Beyond tackling the shadow economy, the discussions focused on localizing services for major taxpayers. It was noted that the geographical distance between businesses and tax offices has hindered the quality of support and oversight for 209,000 VAT payers. Under the new plan, tax control for 500 non-strategic enterprises will shift to the provincial level, while over 103,000 businesses in agriculture, trade, and food services will be managed at the district level. This decentralized approach is expected to enhance local service quality, resolve issues swiftly, and tighten oversight.
Simplifying administration for entrepreneurs is another key priority. Surveys reveal widespread frustration with the complexity of audits, reporting, and payment processes. To address this, the automated "desk audit" (cameral control) system will be transformed from a punitive tool into a preventive one. Businesses will be categorized by risk level—Green, Yellow, and Red—a move projected to eliminate unjustified debts and penalties, saving entrepreneurs an estimated 8.4 trillion soums.

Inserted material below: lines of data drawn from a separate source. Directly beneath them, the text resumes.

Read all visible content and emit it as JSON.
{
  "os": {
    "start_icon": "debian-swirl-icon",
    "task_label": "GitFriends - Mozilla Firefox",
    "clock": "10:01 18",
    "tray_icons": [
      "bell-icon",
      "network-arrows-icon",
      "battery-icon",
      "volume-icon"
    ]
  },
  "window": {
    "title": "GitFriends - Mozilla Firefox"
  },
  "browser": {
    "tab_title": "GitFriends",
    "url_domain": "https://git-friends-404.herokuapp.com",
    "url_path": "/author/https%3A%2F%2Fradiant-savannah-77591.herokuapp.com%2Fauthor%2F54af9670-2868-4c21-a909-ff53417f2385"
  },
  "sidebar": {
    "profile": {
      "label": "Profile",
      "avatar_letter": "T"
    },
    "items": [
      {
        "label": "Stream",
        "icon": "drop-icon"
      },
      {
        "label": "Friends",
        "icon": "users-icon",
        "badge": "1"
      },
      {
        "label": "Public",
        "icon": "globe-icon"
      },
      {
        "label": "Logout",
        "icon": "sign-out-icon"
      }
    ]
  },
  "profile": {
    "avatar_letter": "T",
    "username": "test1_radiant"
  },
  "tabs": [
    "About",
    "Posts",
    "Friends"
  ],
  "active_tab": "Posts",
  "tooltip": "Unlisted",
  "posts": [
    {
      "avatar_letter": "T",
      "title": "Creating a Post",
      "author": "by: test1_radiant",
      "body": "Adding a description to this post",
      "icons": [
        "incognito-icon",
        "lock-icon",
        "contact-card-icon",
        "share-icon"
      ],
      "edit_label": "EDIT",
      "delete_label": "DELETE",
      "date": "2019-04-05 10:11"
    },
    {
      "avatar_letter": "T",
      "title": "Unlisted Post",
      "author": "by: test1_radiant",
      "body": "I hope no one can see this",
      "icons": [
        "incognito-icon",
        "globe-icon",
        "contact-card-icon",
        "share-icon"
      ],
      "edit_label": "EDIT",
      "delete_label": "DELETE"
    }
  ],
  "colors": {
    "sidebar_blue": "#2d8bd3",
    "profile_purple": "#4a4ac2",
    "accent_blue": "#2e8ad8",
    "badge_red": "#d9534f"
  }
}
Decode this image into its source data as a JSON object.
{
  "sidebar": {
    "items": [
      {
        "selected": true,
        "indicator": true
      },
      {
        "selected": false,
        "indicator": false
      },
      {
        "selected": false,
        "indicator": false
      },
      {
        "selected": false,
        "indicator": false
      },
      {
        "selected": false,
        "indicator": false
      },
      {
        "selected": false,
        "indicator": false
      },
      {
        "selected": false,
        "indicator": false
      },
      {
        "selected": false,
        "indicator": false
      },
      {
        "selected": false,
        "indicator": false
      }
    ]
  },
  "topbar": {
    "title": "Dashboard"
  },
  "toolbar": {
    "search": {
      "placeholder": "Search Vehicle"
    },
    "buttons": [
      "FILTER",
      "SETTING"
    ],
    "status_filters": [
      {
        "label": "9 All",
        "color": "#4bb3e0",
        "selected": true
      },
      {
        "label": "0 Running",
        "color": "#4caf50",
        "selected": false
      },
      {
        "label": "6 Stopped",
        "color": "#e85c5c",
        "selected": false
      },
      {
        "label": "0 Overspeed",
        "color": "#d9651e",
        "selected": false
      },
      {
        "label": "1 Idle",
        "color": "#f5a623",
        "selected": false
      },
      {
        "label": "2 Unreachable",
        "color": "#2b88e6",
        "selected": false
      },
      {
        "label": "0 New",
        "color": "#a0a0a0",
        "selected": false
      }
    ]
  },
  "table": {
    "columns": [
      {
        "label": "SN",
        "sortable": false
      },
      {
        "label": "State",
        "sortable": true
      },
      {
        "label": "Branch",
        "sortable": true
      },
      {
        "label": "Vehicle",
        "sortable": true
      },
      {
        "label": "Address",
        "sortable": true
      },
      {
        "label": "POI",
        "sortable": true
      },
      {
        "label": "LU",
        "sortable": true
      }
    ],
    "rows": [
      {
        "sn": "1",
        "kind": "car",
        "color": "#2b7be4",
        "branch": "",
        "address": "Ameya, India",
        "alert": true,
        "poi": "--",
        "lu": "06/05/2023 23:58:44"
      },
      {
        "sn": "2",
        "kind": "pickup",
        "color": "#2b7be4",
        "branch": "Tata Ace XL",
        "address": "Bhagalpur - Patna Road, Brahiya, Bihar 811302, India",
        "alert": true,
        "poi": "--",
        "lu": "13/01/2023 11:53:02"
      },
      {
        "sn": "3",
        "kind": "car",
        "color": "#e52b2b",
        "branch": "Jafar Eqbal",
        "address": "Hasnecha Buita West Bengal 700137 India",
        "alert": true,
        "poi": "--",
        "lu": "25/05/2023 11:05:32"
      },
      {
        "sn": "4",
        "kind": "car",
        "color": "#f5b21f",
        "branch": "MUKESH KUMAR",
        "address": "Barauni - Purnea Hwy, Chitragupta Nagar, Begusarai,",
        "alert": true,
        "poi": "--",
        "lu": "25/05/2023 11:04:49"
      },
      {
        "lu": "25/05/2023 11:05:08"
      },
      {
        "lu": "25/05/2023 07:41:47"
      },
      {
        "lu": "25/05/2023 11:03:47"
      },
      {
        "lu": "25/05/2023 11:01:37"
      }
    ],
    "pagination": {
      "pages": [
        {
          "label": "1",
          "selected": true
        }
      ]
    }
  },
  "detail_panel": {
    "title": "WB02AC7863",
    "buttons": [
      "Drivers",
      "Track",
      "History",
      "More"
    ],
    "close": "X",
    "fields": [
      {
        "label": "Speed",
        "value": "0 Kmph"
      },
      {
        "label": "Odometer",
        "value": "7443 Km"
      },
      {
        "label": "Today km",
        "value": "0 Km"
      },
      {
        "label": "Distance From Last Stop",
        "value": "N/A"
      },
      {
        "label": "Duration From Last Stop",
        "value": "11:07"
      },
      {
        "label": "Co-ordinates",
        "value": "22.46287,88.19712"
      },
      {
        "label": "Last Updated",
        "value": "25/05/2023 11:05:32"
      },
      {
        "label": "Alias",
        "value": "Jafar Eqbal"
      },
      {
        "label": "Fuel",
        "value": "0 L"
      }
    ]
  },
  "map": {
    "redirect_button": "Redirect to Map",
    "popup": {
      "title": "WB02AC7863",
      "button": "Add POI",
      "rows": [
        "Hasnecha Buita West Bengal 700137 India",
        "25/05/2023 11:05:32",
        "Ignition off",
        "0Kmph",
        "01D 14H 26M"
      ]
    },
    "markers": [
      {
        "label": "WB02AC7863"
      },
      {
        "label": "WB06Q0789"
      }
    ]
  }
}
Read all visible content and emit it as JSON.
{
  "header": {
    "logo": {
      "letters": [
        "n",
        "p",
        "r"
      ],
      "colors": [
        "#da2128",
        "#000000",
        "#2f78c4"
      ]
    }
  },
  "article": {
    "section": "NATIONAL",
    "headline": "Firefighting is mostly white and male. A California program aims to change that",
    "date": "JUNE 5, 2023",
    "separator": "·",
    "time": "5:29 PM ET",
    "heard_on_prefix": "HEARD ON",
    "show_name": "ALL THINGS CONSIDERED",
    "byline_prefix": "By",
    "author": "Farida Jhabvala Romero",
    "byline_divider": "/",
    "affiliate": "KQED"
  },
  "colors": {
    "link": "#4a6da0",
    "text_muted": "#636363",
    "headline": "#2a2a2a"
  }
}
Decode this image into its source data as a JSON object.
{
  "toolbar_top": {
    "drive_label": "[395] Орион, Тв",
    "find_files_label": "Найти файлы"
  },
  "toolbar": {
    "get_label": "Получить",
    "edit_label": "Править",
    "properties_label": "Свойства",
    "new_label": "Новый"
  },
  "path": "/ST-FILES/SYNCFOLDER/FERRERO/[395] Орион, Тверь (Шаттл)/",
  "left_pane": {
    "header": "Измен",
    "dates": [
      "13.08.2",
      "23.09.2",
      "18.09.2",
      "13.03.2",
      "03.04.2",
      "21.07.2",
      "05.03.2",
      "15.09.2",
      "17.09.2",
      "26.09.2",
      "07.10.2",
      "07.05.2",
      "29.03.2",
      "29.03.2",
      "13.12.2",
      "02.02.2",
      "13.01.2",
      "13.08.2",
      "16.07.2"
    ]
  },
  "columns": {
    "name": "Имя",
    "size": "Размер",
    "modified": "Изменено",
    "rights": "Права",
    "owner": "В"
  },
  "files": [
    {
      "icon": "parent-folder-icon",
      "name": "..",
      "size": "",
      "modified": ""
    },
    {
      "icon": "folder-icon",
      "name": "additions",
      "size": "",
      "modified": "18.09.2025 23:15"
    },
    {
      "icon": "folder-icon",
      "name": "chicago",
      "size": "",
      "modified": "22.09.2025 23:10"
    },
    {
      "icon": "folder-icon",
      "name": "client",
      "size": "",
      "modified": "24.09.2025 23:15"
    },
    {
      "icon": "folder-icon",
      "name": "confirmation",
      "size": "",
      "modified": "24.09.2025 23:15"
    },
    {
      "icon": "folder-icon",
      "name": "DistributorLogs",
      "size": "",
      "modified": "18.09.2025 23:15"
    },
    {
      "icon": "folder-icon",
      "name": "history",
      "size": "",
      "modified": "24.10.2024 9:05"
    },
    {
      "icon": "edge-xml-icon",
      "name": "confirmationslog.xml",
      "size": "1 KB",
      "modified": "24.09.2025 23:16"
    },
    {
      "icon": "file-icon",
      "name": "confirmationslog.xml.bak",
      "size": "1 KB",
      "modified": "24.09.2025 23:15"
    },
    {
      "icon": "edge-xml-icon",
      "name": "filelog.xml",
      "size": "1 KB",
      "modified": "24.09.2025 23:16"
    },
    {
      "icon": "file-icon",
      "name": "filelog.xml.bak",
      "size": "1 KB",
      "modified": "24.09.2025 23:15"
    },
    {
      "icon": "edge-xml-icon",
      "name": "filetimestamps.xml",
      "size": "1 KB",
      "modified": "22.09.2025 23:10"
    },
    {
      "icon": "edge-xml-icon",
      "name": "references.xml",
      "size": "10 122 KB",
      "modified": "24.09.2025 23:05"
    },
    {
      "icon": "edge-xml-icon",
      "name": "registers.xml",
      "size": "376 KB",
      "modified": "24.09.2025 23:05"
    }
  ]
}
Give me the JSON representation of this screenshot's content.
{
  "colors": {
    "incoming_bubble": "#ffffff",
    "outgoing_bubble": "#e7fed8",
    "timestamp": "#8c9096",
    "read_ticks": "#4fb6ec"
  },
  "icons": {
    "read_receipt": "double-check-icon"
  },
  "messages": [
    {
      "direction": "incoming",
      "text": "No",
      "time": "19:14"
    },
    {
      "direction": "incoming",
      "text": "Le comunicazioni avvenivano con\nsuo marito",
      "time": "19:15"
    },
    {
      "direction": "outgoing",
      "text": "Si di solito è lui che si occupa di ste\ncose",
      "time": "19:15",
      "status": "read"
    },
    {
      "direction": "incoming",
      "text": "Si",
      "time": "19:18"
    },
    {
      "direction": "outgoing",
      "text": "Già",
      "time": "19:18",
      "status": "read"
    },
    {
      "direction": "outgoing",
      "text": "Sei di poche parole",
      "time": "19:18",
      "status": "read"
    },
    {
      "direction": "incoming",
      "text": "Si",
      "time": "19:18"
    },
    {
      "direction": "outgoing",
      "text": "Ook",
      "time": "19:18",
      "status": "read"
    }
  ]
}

To bolster professional expertise, the government will upgrade the facilities and resources of the Tax Academy. Following the presentation, the president directed the implementation of a new operational model driven by digital technology, data analytics, and AI. The ultimate goal is to shift the tax system’s philosophy from "policing" to "service."
This reform follows the president’s sharp criticism in late January, where he described Tashkent’s tax operations as "completely unsatisfactory." He highlighted instances of corruption and "patronage" that caused significant budget losses, noting that criminal proceedings have already been initiated against the former head of the Mirzo-Ulugbek District Tax Inspectorate.